Tuesday, May 3, 2011

Feeling good...

Tonight I headed out to derby practice not really feeling up to it.  I was tired from getting up too darn early (for me anyway), I had the shakes a bit from having way too much coffee because I got up way too darn early, and in general I was dreading the impending quad pain.  Well, the first lesson of the day is this:  coffee dehydrates you, especially in such deliciously large quantities (I <3 Dutch Bros!), and dehydration leads to things such as charlie horses.  Awesome.  No more large and delicious quantities of double white chocolate mocha soy iced lattes on practice days (sad face).

Second lesson of the day: Powerade is actually quite good at helping said charlie horses caused by dehydration.  I am still a little tight in the calf but was able to power through that little hitch in my giddy up.

And now that we've cleared those little lessons in hydration up lets get onto why I am feeling good tonight...

I started the practice tonight feeling way off on my skates and thought "crap...what's wrong with me?".  It was going to be a very long and ardous practice indeed if I didn't figure out my problem.  I felt like I was really wobbling on my skates and I did not care for the way they were gliding beneath me at all.  After about 3 laps around the track I realized what my problem was: my trucks were too loose. 

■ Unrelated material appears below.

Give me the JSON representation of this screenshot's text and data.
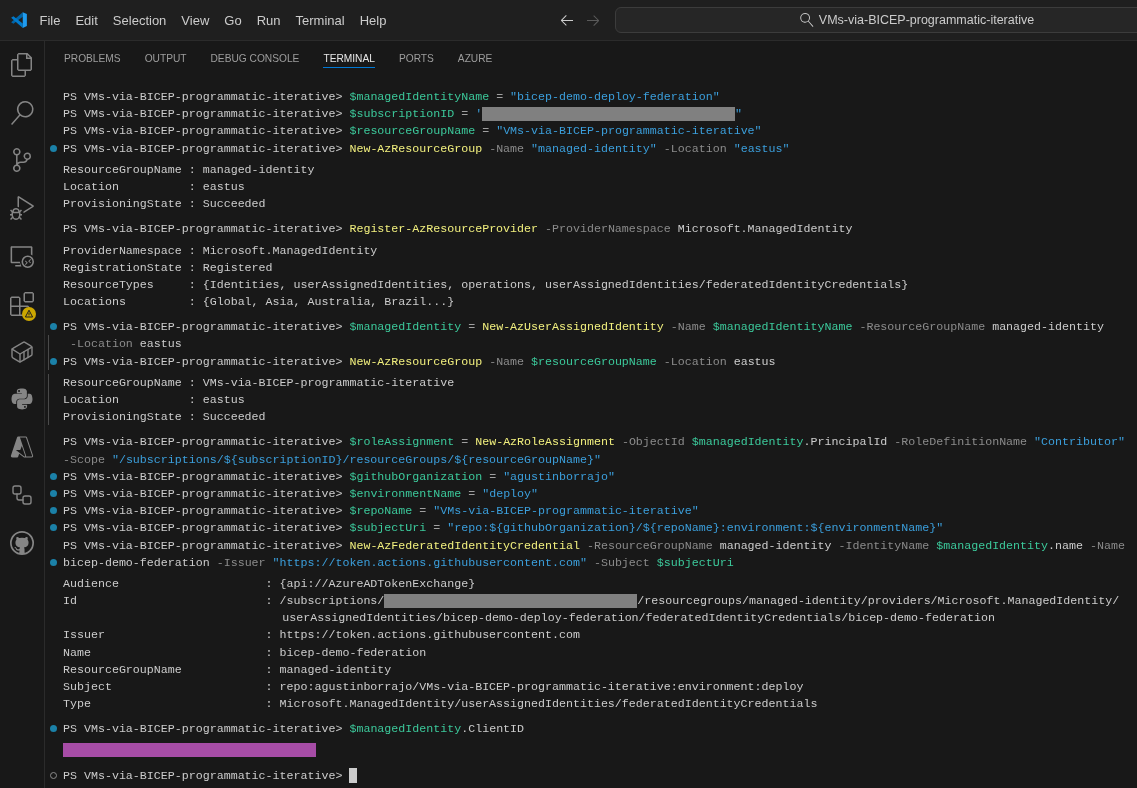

Now, the truck are the hickey-ma-doos that your wheels are attached to...and they need to have a little give to the left and the right so you can turn.  After my little outdoor session this weekend I came home and realized that the front truck on my left skate had worked itself way loose.  I tightened it back up some with my handy-dandy skate wrench but then thought that I would go ahead and loosen all the trucks on my skates a turn or two because I have heard tell that most derby girls keep theirs a little loose in order to cut a little sharper on turns.  Well...it turns out I was completely not ready for that much give yet.  Maybe one day, but not today.

So the first order of business was to have Mouth give them a once over for me and he tightened them up some all around and after that my glide felt much more normal.  Whew...that made for a much easier night!

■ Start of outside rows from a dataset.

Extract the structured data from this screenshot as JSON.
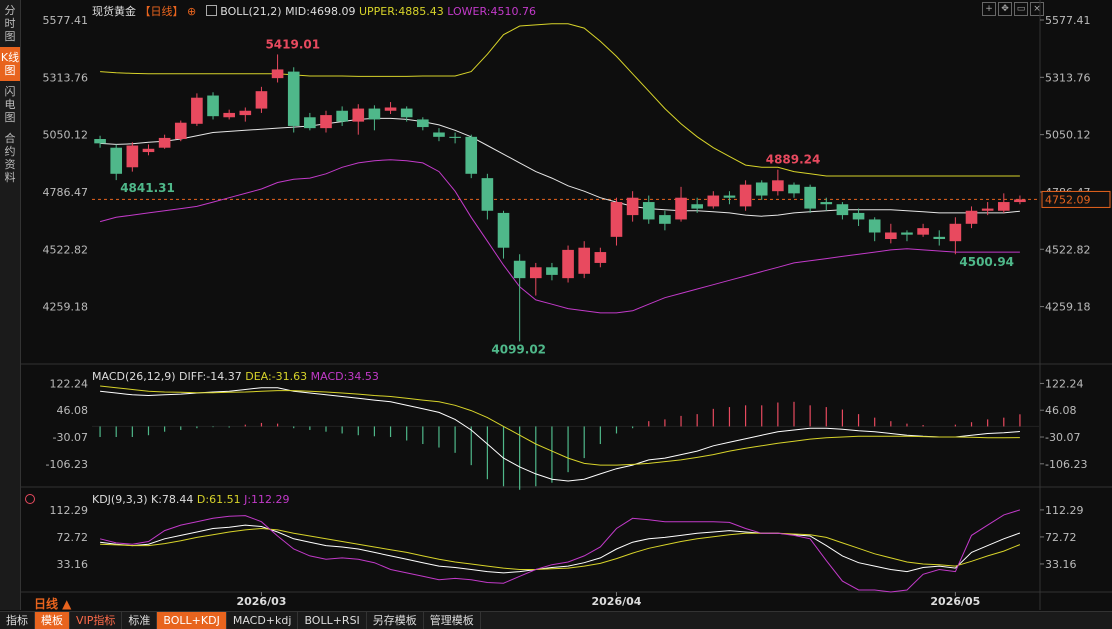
{
  "sidebar": {
    "tabs": [
      "分时图",
      "K线图",
      "闪电图",
      "合约资料"
    ],
    "active": 1
  },
  "legend": {
    "symbol": "现货黄金",
    "period": "【日线】",
    "plus": "⊕",
    "boll": "BOLL(21,2)",
    "mid": "MID:4698.09",
    "upper": "UPPER:4885.43",
    "lower": "LOWER:4510.76",
    "macd_name": "MACD(26,12,9)",
    "diff": "DIFF:-14.37",
    "dea": "DEA:-31.63",
    "macd_val": "MACD:34.53",
    "kdj_name": "KDJ(9,3,3)",
    "k": "K:78.44",
    "d": "D:61.51",
    "j": "J:112.29"
  },
  "window_icons": [
    "plus-icon",
    "move-icon",
    "restore-icon",
    "close-icon"
  ],
  "colors": {
    "up": "#e84a5f",
    "down": "#4fb88a",
    "upper": "#d7d32a",
    "mid": "#e6e6e6",
    "lower": "#c23ac9",
    "price_line": "#e8641e",
    "k": "#ffffff",
    "d": "#d7d32a",
    "j": "#c23ac9"
  },
  "bottom_tabs": [
    "指标",
    "模板",
    "VIP指标",
    "标准",
    "BOLL+KDJ",
    "MACD+kdj",
    "BOLL+RSI",
    "另存模板",
    "管理模板"
  ],
  "period_label": "日线 ▲",
  "chart_data": [
    {
      "type": "candlestick",
      "name": "price",
      "x_labels": [
        {
          "i": 10,
          "label": "2026/03"
        },
        {
          "i": 32,
          "label": "2026/04"
        },
        {
          "i": 53,
          "label": "2026/05"
        }
      ],
      "y_ticks": [
        5577.41,
        5313.76,
        5050.12,
        4786.47,
        4522.82,
        4259.18
      ],
      "ylim": [
        4059.5,
        5577.41
      ],
      "annotations": [
        {
          "i": 10,
          "value": 5419.01,
          "label": "5419.01",
          "kind": "up"
        },
        {
          "i": 1,
          "value": 4841.31,
          "label": "4841.31",
          "kind": "down"
        },
        {
          "i": 24,
          "value": 4099.02,
          "label": "4099.02",
          "kind": "down"
        },
        {
          "i": 41,
          "value": 4889.24,
          "label": "4889.24",
          "kind": "up"
        },
        {
          "i": 53,
          "value": 4500.94,
          "label": "4500.94",
          "kind": "down"
        }
      ],
      "current": {
        "value": 4752.09,
        "label": "4752.09"
      },
      "ohlc": [
        [
          5030,
          5010,
          5045,
          4990
        ],
        [
          4990,
          4870,
          5005,
          4841
        ],
        [
          4900,
          5000,
          5015,
          4880
        ],
        [
          4970,
          4985,
          5005,
          4955
        ],
        [
          4990,
          5035,
          5050,
          4985
        ],
        [
          5030,
          5105,
          5115,
          5020
        ],
        [
          5100,
          5220,
          5240,
          5090
        ],
        [
          5230,
          5135,
          5245,
          5120
        ],
        [
          5130,
          5150,
          5165,
          5120
        ],
        [
          5140,
          5160,
          5175,
          5110
        ],
        [
          5170,
          5250,
          5270,
          5150
        ],
        [
          5310,
          5350,
          5419,
          5290
        ],
        [
          5340,
          5090,
          5360,
          5060
        ],
        [
          5130,
          5080,
          5150,
          5070
        ],
        [
          5080,
          5140,
          5160,
          5060
        ],
        [
          5160,
          5110,
          5180,
          5090
        ],
        [
          5110,
          5170,
          5190,
          5050
        ],
        [
          5170,
          5120,
          5185,
          5070
        ],
        [
          5160,
          5175,
          5200,
          5145
        ],
        [
          5170,
          5130,
          5180,
          5110
        ],
        [
          5120,
          5085,
          5130,
          5070
        ],
        [
          5060,
          5040,
          5080,
          5020
        ],
        [
          5040,
          5035,
          5060,
          5010
        ],
        [
          5040,
          4870,
          5050,
          4850
        ],
        [
          4850,
          4700,
          4870,
          4660
        ],
        [
          4690,
          4530,
          4700,
          4480
        ],
        [
          4470,
          4390,
          4500,
          4099
        ],
        [
          4390,
          4440,
          4460,
          4310
        ],
        [
          4440,
          4405,
          4460,
          4380
        ],
        [
          4390,
          4520,
          4540,
          4370
        ],
        [
          4410,
          4530,
          4560,
          4390
        ],
        [
          4460,
          4510,
          4530,
          4440
        ],
        [
          4580,
          4740,
          4760,
          4540
        ],
        [
          4680,
          4760,
          4790,
          4650
        ],
        [
          4740,
          4660,
          4770,
          4640
        ],
        [
          4680,
          4640,
          4700,
          4610
        ],
        [
          4660,
          4760,
          4810,
          4650
        ],
        [
          4730,
          4710,
          4760,
          4690
        ],
        [
          4720,
          4770,
          4790,
          4710
        ],
        [
          4770,
          4760,
          4790,
          4730
        ],
        [
          4720,
          4820,
          4840,
          4700
        ],
        [
          4830,
          4770,
          4840,
          4750
        ],
        [
          4790,
          4840,
          4889,
          4770
        ],
        [
          4820,
          4780,
          4830,
          4760
        ],
        [
          4810,
          4710,
          4820,
          4690
        ],
        [
          4740,
          4730,
          4760,
          4700
        ],
        [
          4730,
          4680,
          4740,
          4660
        ],
        [
          4690,
          4660,
          4710,
          4630
        ],
        [
          4660,
          4600,
          4670,
          4560
        ],
        [
          4570,
          4600,
          4640,
          4550
        ],
        [
          4600,
          4590,
          4610,
          4560
        ],
        [
          4590,
          4620,
          4640,
          4580
        ],
        [
          4580,
          4570,
          4610,
          4540
        ],
        [
          4560,
          4640,
          4670,
          4500
        ],
        [
          4640,
          4700,
          4720,
          4620
        ],
        [
          4700,
          4710,
          4740,
          4680
        ],
        [
          4700,
          4740,
          4780,
          4690
        ],
        [
          4740,
          4752,
          4770,
          4730
        ]
      ],
      "series": [
        {
          "name": "UPPER",
          "values": [
            5340,
            5335,
            5332,
            5330,
            5330,
            5330,
            5330,
            5330,
            5330,
            5330,
            5330,
            5330,
            5325,
            5320,
            5320,
            5320,
            5318,
            5318,
            5318,
            5318,
            5320,
            5320,
            5320,
            5340,
            5420,
            5510,
            5550,
            5555,
            5560,
            5560,
            5540,
            5480,
            5410,
            5330,
            5250,
            5170,
            5100,
            5040,
            4990,
            4950,
            4910,
            4900,
            4900,
            4880,
            4870,
            4860,
            4860,
            4860,
            4860,
            4860,
            4860,
            4860,
            4860,
            4860,
            4860,
            4860,
            4860,
            4860
          ]
        },
        {
          "name": "MID",
          "values": [
            5010,
            5005,
            5008,
            5015,
            5020,
            5030,
            5045,
            5060,
            5065,
            5070,
            5075,
            5080,
            5085,
            5090,
            5100,
            5110,
            5120,
            5125,
            5125,
            5120,
            5110,
            5095,
            5070,
            5040,
            5000,
            4960,
            4920,
            4880,
            4850,
            4815,
            4790,
            4760,
            4740,
            4720,
            4710,
            4705,
            4700,
            4700,
            4695,
            4690,
            4680,
            4675,
            4680,
            4690,
            4695,
            4700,
            4705,
            4705,
            4705,
            4705,
            4700,
            4695,
            4690,
            4690,
            4690,
            4690,
            4690,
            4698
          ]
        },
        {
          "name": "LOWER",
          "values": [
            4650,
            4670,
            4680,
            4690,
            4700,
            4710,
            4720,
            4740,
            4760,
            4780,
            4800,
            4830,
            4845,
            4850,
            4870,
            4900,
            4920,
            4930,
            4935,
            4930,
            4920,
            4880,
            4790,
            4670,
            4560,
            4450,
            4350,
            4290,
            4270,
            4250,
            4240,
            4230,
            4230,
            4240,
            4270,
            4300,
            4320,
            4340,
            4360,
            4380,
            4400,
            4420,
            4440,
            4460,
            4470,
            4480,
            4490,
            4500,
            4510,
            4520,
            4525,
            4520,
            4515,
            4510,
            4510,
            4510,
            4510,
            4510
          ]
        }
      ]
    },
    {
      "type": "macd",
      "name": "macd",
      "y_ticks": [
        122.24,
        46.08,
        -30.07,
        -106.23
      ],
      "ylim": [
        -175,
        132
      ],
      "diff": [
        100,
        95,
        90,
        88,
        90,
        92,
        95,
        98,
        100,
        105,
        110,
        110,
        100,
        95,
        90,
        85,
        80,
        75,
        70,
        60,
        50,
        40,
        20,
        -10,
        -50,
        -90,
        -115,
        -135,
        -150,
        -155,
        -150,
        -135,
        -120,
        -110,
        -95,
        -90,
        -80,
        -70,
        -55,
        -45,
        -35,
        -25,
        -15,
        -10,
        -5,
        -5,
        -8,
        -12,
        -15,
        -20,
        -25,
        -28,
        -30,
        -30,
        -25,
        -20,
        -18,
        -14.37
      ],
      "dea": [
        115,
        110,
        105,
        100,
        98,
        97,
        96,
        96,
        97,
        98,
        100,
        102,
        102,
        100,
        98,
        95,
        92,
        88,
        85,
        80,
        75,
        70,
        60,
        45,
        25,
        0,
        -25,
        -50,
        -70,
        -90,
        -105,
        -110,
        -110,
        -108,
        -105,
        -100,
        -95,
        -88,
        -80,
        -70,
        -62,
        -55,
        -48,
        -42,
        -36,
        -32,
        -30,
        -28,
        -28,
        -28,
        -28,
        -29,
        -30,
        -30,
        -31,
        -32,
        -32,
        -31.63
      ],
      "hist": [
        -30,
        -30,
        -30,
        -25,
        -15,
        -10,
        -5,
        -2,
        -3,
        5,
        10,
        8,
        -5,
        -10,
        -15,
        -20,
        -25,
        -28,
        -30,
        -40,
        -50,
        -60,
        -75,
        -110,
        -150,
        -170,
        -180,
        -170,
        -160,
        -130,
        -90,
        -50,
        -20,
        -5,
        15,
        20,
        30,
        35,
        50,
        55,
        60,
        60,
        68,
        70,
        60,
        55,
        48,
        35,
        25,
        15,
        8,
        4,
        0,
        5,
        12,
        20,
        25,
        34.53
      ]
    },
    {
      "type": "kdj",
      "name": "kdj",
      "y_ticks": [
        112.29,
        72.72,
        33.16
      ],
      "ylim": [
        -5,
        118
      ],
      "k": [
        65,
        62,
        60,
        62,
        70,
        75,
        80,
        85,
        87,
        90,
        88,
        80,
        70,
        65,
        60,
        58,
        55,
        50,
        45,
        40,
        35,
        30,
        28,
        25,
        22,
        20,
        22,
        25,
        28,
        30,
        35,
        42,
        55,
        65,
        70,
        72,
        75,
        78,
        80,
        82,
        80,
        78,
        78,
        76,
        74,
        60,
        45,
        35,
        30,
        25,
        22,
        28,
        30,
        27,
        50,
        60,
        70,
        78.44
      ],
      "d": [
        62,
        61,
        60,
        60,
        63,
        67,
        72,
        76,
        80,
        83,
        85,
        83,
        78,
        74,
        70,
        66,
        62,
        58,
        54,
        50,
        45,
        40,
        36,
        33,
        30,
        27,
        25,
        25,
        26,
        27,
        30,
        34,
        41,
        49,
        56,
        61,
        66,
        70,
        73,
        76,
        78,
        78,
        78,
        77,
        76,
        72,
        64,
        56,
        48,
        42,
        36,
        33,
        32,
        30,
        37,
        45,
        52,
        61.51
      ],
      "j": [
        70,
        64,
        62,
        66,
        82,
        90,
        95,
        100,
        103,
        104,
        95,
        74,
        55,
        45,
        40,
        42,
        40,
        35,
        25,
        20,
        15,
        10,
        12,
        10,
        6,
        5,
        15,
        25,
        32,
        36,
        45,
        58,
        85,
        100,
        98,
        95,
        95,
        95,
        95,
        94,
        85,
        78,
        78,
        75,
        70,
        38,
        8,
        -5,
        -5,
        -8,
        -5,
        18,
        25,
        22,
        75,
        90,
        105,
        112.29
      ]
    }
  ]
}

Tonight there was another slab of fresh meat out there with me tonight, well actually there were two.  That was great in several ways which I will delve further into as my blog continues.

Fresh meat #1, Mel, was very nice.  I didn't skate too much with her though as she is an avid in-line skater so she was brought into the pack for most of the practice. 

Fresh meat #2, Karen, was also very nice.  I have to admit, I thoroughly enjoyed having her with me tonight because she was so wobbly on her skates it helped to point out to me just how much I have improved in such a short time.  It's hard to see and feel like I am improving when I am only able to really compare myself to the team at large because I still suck big ones in comparison.  But having Karen out there was a nice mirror on my own improvements.

For instance, I realized I am much more confidant in my stopping since day one.  I still can't do the t-stop to save my life (but I can plow stop pretty well!) but I am not relying on crashing into the walls to stop myself anymore.  I am also much more confidant picking up speed as well.  And while I still need to improve a lot, my stride is a lot closer to what it should be as well as is my leg extension.  That felt really nice to be able to see that I am getting better already...a much needed boost to my skater self esteem!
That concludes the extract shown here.